Monday, July 19, 2010

Why Runers Run, Why Non-runners Don't Run

After reading about why runners run and after asking countless runners that question I have at last surmised the actual answer. The usual answer after moments of considering the question is usually either, "because it makes me feel so great" or "To keep in shape" or all sorts of variations including thoughts such as, "It gets me out of my house." Considering the hesitancy in answering and the variety of answers I think even runners do not know the answer. I'll get to the answer shortly. With the obvious fact that all strains of humans and in all cultures are hard wired to run and must have required running for survival before leaving the African Savannah to populate the earth perhaps hundreds of thousands of years ago. Aside from the interesting question as to why all have the ability, developed or not, it is inherited as are such things as fear, pain, the ability to bond, to think, to walk upright, for better health as well as longer life are reasons to name a few.

Science does not seem to accept the obvious fact of inherited running perhaps because even scientists may not like the idea of the necessity of exercise for the healthy human so they may not like the idea that all humans also inherit the desire to run. It was estimated by the USATF that in 2007 there were at least 30 million runners in our country who run at least once a week. If they have inherited the desire to run why not all those who do not run?
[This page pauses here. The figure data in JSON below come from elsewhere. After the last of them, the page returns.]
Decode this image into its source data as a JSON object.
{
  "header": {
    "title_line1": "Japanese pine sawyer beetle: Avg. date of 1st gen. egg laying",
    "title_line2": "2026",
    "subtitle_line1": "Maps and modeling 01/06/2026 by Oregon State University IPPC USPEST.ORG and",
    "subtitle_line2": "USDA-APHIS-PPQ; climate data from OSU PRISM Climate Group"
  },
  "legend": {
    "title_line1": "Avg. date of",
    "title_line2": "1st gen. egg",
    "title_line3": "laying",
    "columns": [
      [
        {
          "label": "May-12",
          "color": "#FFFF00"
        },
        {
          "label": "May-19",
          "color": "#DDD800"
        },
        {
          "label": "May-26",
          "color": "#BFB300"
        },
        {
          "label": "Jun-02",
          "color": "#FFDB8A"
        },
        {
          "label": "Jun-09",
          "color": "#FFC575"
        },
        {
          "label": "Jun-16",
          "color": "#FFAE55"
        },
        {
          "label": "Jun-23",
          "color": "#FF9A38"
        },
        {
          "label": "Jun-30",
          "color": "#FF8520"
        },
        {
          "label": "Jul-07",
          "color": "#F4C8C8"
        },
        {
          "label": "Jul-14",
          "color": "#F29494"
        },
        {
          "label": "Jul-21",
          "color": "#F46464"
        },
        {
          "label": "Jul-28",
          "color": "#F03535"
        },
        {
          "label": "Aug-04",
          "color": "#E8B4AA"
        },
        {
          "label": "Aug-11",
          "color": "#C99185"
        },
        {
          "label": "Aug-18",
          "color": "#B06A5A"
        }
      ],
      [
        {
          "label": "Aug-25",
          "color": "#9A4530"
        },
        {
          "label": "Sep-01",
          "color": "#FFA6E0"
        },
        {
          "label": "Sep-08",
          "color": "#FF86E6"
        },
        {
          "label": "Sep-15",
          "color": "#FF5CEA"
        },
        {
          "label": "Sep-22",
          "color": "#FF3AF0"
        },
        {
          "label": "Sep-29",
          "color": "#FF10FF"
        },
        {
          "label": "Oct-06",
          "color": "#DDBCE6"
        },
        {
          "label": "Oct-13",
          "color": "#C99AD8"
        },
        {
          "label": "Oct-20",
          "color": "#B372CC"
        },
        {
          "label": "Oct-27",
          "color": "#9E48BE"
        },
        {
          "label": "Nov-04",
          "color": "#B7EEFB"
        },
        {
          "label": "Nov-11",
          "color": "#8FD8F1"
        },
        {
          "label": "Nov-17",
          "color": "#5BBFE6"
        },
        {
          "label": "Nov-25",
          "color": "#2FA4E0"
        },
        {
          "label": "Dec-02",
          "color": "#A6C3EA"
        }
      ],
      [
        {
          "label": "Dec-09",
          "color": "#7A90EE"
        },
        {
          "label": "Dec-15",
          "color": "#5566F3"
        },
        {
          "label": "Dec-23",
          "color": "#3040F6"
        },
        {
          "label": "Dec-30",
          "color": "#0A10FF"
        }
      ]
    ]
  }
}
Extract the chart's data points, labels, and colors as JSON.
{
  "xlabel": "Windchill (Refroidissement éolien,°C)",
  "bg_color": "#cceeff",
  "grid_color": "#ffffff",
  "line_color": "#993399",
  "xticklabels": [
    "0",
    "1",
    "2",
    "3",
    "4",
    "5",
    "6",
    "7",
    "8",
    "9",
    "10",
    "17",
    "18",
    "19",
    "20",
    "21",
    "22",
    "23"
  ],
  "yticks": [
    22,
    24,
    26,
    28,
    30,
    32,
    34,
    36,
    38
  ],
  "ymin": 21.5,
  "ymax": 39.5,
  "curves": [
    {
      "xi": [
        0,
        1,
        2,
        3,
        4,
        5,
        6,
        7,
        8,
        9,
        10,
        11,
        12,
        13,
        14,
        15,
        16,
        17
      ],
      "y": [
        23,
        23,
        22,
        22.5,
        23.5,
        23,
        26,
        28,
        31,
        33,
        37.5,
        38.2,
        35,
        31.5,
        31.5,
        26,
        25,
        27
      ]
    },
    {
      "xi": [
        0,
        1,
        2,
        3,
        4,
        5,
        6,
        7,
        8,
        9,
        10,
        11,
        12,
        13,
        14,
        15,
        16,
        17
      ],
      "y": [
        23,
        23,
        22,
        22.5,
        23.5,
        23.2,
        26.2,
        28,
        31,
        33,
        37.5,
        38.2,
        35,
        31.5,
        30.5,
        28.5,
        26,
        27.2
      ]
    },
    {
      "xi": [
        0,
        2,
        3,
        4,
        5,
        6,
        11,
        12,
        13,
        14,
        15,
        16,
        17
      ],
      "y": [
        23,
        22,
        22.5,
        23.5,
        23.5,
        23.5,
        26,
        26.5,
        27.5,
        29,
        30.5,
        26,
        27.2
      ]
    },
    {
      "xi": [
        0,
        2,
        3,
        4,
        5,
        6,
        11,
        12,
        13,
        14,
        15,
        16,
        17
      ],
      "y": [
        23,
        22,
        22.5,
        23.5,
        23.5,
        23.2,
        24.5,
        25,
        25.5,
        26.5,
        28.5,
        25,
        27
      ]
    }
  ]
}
The answer lies in the fact that we are inundated by work saving devices and work has acquired a bad name. "It sounds like work to me" is common and the labor saving devices that save time and are an important part of the good lives we lead all form a barrier to the exercise that running is.

Sigmund Freud suggested the sub conscience ability of our brains and it is my thesis that the sub conscience desire to run is also inherited. That would answer why 30 million run in spite of the fact that running is one of the most intense exercise we humans can indulge in. In spite of the electric tooth brush culture we live in, the over 30 million do run for good reason. Please, friends and all others, tell me how my reasoning is faulty since it is a new idea. With love, George

Monday, July 5, 2010

Almost Any Normal Human Can Learn to Run

Having been running and investigating running for over 10 years I have come to realize that all normal people of virtually any age can learn to run just as we can learn to reason and to talk. It may take a bit more effort to get started when old but not as much effort as with an infant that has not learned to walk and granted, a senior past the ability is an exception. Age has little to do with the capability. I had run a little as a youngster and if your memory is even partially intact you recall that as a youngster you too ran if only a little.
I have written a book that has not been published yet that I hope will start a fad of running for seniors 65 years of age and up. It becomes obvious that it will be necessary to convince seniors of the fact that they have the ability to learn to run for the fun of it as well as for the good of it. Once even a few accept the idea and pursue the exercise necessary to relearn and actually do it, others will emulate the early learners and in trying appreciate the sense of well being that running accomplishes. No book has been written by a 91 year old who started when 80 years of age. The working title is, "Come Run with Me." Think for a moment of the significance of seniors learning to run in large numbers as I predict will happen.
Runners have lower blood pressure than non-runners and so no medicine. Runners usually have only an excess of good cholesterol and so no medicine. Runners rarely have sleepless nights and so no medicine. Runners have stronger bones and so rarely break bones requiring surgery and so less medication and less hospitalization and so less cost. An insurance estimate of 750,000 elderly people are admitted to hospitals yearly in our country due to injuries around homes. For those of us who have personally experienced a loved ones with Alzheimer's, discovering that runners have a much lower incidence of Alzheimer's than non runners is significant. The list of improvements and preventions goes on but the frosting on the cake is that runners live an additional 2 or more years than non-runners. There are unexpected results along the way of running for seniors such as a reason for living and less boredom that is often foisted on seniors resulting in better well being and happiness. How about you joining me in starting the fad. If I am correct in my thinking imagine the changes resulting if only in the happiness resulting with better health and the savings in expenditures. Finally by joining the action you will do more of what we all should do more of and that is to help others.